I don’t think it’s a secret that my mom and I didn’t always get along. We are both admittedly stubborn people. My father had often said that I inherited my stubbornness from my mother. He’s not wrong — but I also like to think it wasn’t stubbornness, but a tenacious spirit.
It was thanks to her tenacity that my sister and I were able to go to the best schools and were given so many opportunities even in the face of some seemingly insurmountable odds. It was thanks to her tenacity that we made our roots in Cupertino after traveling all over the globe. From Vietnam, to Chile, to Mexico, to LA, to Cupertino, it was my mother’s love and tenacity that created a home for us here in the Bay Area.
Every family has their stories. My family has several of them: the story of how we were evacuated from Vietnam. The story of how we are evacuated from Iran.
My favorite story is actually of a tradition my mother and I had. Every year after Christmas, my mother and I would wake up before the crack of dawn and head on over to Macy’s where we would wait by the doors for them to open for their sales event. This is how we would decide what to decorate our tree for the next year. It would all depend on how much was on sale and how many ornaments were available. I still remember her yelling “white and gold okay, Michael??” Okay mom — and I would dash off to find trinkets and ribbons to add to our horde. After a few hours we’d review what we had and start editing. Too big. Too loud. Too small. Wrong shade of color. But you never tossed a slightly broken one. “We can get a discount!”, she would say. My mother always did love a good deal. “See this purse? 50% off.” You could always count on our tree to always be the decked out to the nines just like my mother.
There’s another little known story that I’d like to share with you. I would always be embarrassed, but hindsight is a funny thing. I believe that it was one of her favorite memories because it spoke of our love for each other. I was very young and we were taking a walk. I couldn’t tell you where we were going, but I’d always stop to pick flowers for my mom — flowers from the yard, flowers from the neighbors yard, you get the idea.

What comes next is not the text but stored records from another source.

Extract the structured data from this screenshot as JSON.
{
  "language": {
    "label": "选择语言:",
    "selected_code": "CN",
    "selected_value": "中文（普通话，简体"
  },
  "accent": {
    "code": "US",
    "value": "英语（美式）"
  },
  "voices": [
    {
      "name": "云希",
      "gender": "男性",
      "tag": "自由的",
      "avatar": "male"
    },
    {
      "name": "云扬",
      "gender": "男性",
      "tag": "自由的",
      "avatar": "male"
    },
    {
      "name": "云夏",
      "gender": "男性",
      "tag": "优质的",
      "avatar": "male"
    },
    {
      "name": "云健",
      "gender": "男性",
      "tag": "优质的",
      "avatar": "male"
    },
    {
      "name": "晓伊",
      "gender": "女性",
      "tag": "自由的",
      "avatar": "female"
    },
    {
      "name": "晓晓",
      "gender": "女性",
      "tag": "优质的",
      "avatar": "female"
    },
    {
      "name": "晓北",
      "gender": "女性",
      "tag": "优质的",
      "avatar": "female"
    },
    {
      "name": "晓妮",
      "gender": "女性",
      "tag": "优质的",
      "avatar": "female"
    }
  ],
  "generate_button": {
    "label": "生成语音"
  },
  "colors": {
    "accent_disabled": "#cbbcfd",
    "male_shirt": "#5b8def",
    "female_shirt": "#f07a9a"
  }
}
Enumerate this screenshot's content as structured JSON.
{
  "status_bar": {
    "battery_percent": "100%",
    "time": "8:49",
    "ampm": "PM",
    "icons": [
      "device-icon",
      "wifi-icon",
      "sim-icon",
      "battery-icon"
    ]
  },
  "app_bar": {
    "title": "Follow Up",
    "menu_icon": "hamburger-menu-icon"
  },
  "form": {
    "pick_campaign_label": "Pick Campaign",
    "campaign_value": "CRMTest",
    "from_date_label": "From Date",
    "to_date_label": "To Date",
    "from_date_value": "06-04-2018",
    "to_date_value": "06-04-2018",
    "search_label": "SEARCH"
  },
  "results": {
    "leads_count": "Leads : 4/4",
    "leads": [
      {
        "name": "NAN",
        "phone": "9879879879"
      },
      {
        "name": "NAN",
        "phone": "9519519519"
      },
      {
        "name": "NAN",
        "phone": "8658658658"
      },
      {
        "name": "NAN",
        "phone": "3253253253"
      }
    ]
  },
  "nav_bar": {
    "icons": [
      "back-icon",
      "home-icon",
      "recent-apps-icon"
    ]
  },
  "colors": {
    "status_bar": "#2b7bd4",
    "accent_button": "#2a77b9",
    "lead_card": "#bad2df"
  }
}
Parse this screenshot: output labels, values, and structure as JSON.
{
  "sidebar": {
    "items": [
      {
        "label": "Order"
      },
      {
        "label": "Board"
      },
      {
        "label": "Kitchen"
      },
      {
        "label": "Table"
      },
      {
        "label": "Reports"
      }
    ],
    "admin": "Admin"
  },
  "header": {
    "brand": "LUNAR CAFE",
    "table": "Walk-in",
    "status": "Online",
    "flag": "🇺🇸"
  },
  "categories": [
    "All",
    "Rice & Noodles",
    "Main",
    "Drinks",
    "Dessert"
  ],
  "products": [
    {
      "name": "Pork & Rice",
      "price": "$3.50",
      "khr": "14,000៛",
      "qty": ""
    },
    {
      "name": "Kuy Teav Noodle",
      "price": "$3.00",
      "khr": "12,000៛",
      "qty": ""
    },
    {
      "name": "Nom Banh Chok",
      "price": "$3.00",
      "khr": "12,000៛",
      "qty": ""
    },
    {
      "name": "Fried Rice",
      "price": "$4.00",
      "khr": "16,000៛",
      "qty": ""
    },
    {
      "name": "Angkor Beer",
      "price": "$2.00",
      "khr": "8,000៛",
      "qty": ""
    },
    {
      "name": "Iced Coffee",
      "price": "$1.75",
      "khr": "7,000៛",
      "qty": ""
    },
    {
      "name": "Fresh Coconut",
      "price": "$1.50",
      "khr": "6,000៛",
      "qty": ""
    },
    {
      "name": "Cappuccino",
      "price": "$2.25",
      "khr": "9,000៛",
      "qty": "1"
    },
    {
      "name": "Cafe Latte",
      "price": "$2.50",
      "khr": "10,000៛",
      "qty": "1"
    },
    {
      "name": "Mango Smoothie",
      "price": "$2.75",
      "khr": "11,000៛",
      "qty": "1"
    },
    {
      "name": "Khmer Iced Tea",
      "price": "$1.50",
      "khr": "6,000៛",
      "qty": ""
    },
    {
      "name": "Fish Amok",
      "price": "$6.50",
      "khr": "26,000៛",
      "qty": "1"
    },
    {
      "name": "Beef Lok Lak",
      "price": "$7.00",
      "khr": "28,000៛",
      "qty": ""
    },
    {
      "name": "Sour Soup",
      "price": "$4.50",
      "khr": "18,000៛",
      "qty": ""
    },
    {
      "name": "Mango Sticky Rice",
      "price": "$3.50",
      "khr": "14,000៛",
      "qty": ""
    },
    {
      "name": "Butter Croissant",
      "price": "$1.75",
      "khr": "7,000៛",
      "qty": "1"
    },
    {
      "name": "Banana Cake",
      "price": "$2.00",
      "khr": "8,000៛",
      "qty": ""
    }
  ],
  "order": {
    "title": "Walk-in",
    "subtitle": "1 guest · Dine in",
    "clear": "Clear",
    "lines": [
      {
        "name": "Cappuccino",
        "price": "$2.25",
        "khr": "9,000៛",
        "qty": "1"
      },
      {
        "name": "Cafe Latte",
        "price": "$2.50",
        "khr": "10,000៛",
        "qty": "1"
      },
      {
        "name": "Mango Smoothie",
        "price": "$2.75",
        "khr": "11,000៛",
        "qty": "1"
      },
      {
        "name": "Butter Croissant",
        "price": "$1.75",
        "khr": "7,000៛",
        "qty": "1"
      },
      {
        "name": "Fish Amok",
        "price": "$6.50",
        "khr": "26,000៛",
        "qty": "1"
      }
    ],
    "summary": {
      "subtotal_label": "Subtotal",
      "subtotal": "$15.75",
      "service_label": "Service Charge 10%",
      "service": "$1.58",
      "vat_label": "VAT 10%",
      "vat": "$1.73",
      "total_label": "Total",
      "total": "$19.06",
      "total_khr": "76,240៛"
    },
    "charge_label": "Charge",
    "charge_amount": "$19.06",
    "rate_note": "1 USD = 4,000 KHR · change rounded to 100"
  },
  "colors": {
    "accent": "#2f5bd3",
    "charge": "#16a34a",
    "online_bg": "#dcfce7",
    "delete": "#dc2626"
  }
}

I had told her to “wait, okay? Wait okay?” then ran ahead and picked up a dandelion that I had seen and proudly presented it to her.
As I grew up, it was a phrase that became synonymous with love. “Wait okay? I have a surprise for you. Wait okay? I need to get your walker from the backseat. Wait okay? I’m just getting off of work.
I found myself praying as I flew down the highway to be by her side saying the same words over and over again. I prayed for her to just wait okay? I’m on my way. My mother may be gone, but I like to think that my father was there waiting to guide her home. My sister and I have seen so many signs lately that I truly believe we are being guided — that our parents are here in spirit to let us know that we’re loved, that everything is going to be okay.
Thank you again for being here to celebrate the life of my mother. It means the world to us.
Eulogy was delivered September 20, 2019 at St. Joseph of Cupertino Catholic Church.